The best place to start is by making an appointment with one of the many smoking cessation advisors who work for the NHS across the UK. They can work with you to come up with a tailored plan which finds your smoking triggers and helps to manage them successfully. You are far more likely to quit successfully long term with the help of a smoking cessation advisor than by just going ‘cold turkeyˈ.
One of the best ways of managing cravings is through one or more of the nicotine replacement therapies (NRTs) available to you. This can come in many forms, from gums to patches, lozenges and inhalators, as well as mouth and nasal sprays as of course, the increasingly popular - and effective - e-cigarettes.

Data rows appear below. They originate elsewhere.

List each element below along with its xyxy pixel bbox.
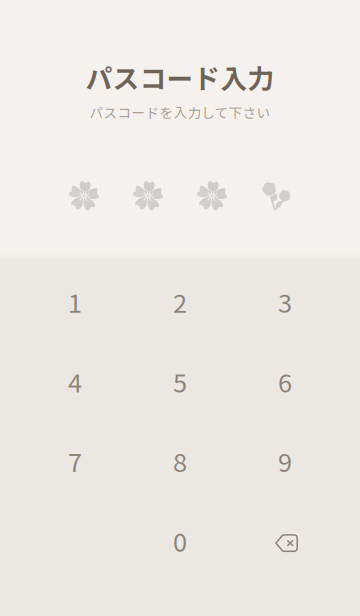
- button[interactable]: 6: [232, 342, 338, 421]
- button[interactable]: 1: [22, 262, 128, 342]
- button[interactable]: 9: [232, 421, 338, 501]
- button[interactable]: 3: [232, 262, 338, 342]
- staticText: 5: [173, 363, 187, 400]
- staticText: 4: [68, 363, 82, 400]
- staticText: 8: [173, 443, 187, 479]
- button[interactable]: 0: [128, 501, 232, 580]
- staticText: 0: [173, 522, 187, 559]
- staticText: パスコード入力: [86, 58, 274, 96]
- button[interactable]: Delete: [232, 501, 338, 580]
- staticText: 9: [278, 443, 292, 479]
- button[interactable]: 8: [128, 421, 232, 501]
- staticText: 6: [278, 363, 292, 400]
- button[interactable]: 4: [22, 342, 128, 421]
- staticText: 2: [173, 284, 187, 320]
- staticText: 1: [68, 284, 82, 320]
- button[interactable]: 2: [128, 262, 232, 342]
- staticText: 3: [278, 284, 292, 320]
- staticText: 7: [68, 443, 82, 479]
- button[interactable]: 7: [22, 421, 128, 501]
- staticText: パスコードを入力して下さい: [90, 102, 270, 122]
- button[interactable]: 5: [128, 342, 232, 421]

Products like the patches release nicotine into your system slowly and steadily, so they’re ideal for relieving background cravings. Nasal and mouth sprays will release nicotine much more quickly in short bursts, so they’ll help with those really intense desires to smoke. An e-cigarette will provide an immediate dose of nicotine and also replicate the feeling of holding a cigarette.
An effective tactic can be to use the patches throughout the day but keep a fast-working product with you to deal with any cravings if they arise. Your doctor or pharmacist will be able to help you decide which source of NRT is best for you.

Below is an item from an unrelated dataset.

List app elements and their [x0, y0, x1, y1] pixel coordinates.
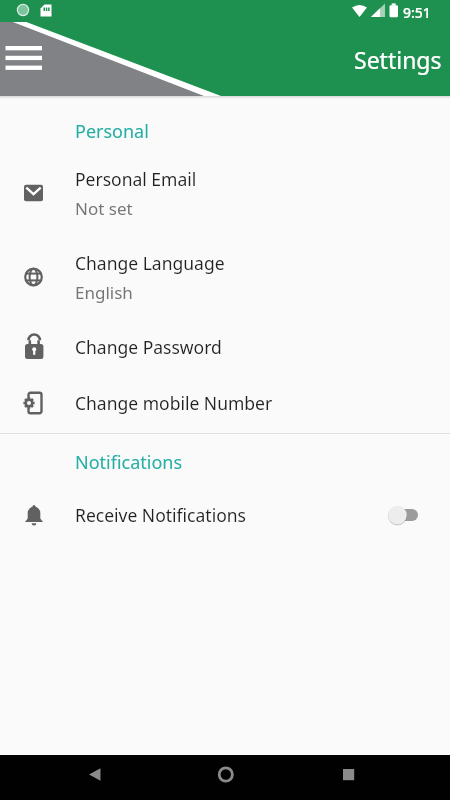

Your doctor may also prescribe you a stop-smoking medication, such as Zyban® (which helps alter brain chemicals linked to addictive behaviours) or Champix® (which stimulates nicotine receptors in the brain.) Research suggests that using these medicines can double your chances of quitting in comparison to those who try to give up without help. If your doctor feels either of these medications are suitable for you, you’ll be advised to start taking it a week or so before you stop smoking, as they can take a little time to start working.
While there’s no doubt that medical assistance can help you stop smoking, it won’t be enough to eliminate your cravings for nicotine completely. Remaining focused and self-disciplined is important, while it may also help you to make a few changes to your routine to avoid triggering a craving. This may be going for a shower straightaway in the morning rather than having your cigarette, or swapping your normal cigarette-accompanied coffee for juice. It helps if you can set a date to stop and stick to it, as well as drawing a list up of all the reasons why you want to stop.
Cravings are normally at their worst for the first couple of weeks after stopping, and so many people stumble early on. If this happens to you, don’t panic, you can always set another stop date and try again. However, once you have got through the first week or so, your cravings will become easier to manage.
Exercise is also a useful way of fighting cravings as it stimulates the brain to produce anti-craving chemicals. Going for a walk instead of a having a cigarette can be a good substitution, too.
You may also find that cravings are particularly bad when you’re at special events such as parties or weddings, or when you’re on holiday. It’s a good idea to keep some fast-acting NRT on you for these, just in case you become tempted to light up again.
Get some support from family and friends
Leaning on family and friends can really help, especially if you know other people wanting to quit too. Tell people close to you that you’re stopping, including smokers, and let them know that you’re going to need their support. It might also help if you spend your time with friends who don’t smoke while you are out socialising.
A few reasons to quit
As well as the healthy reasons for quitting, there are numerous other positives too giving up, too. They include improving your sense of smell and taste, improving the appearance of your skin and teeth, eliminating the smell of tobacco, and saving you money (which could be several hundred pounds a month if you’re a heavy smoker.)
One thing you’ll never hear from an ex-smoker is that they have regretted their decision to stop smoking. Why not join millions of others and make 2016 the year you stopped smoking for good? Your body – and your bank balance – will certainly thank you for it!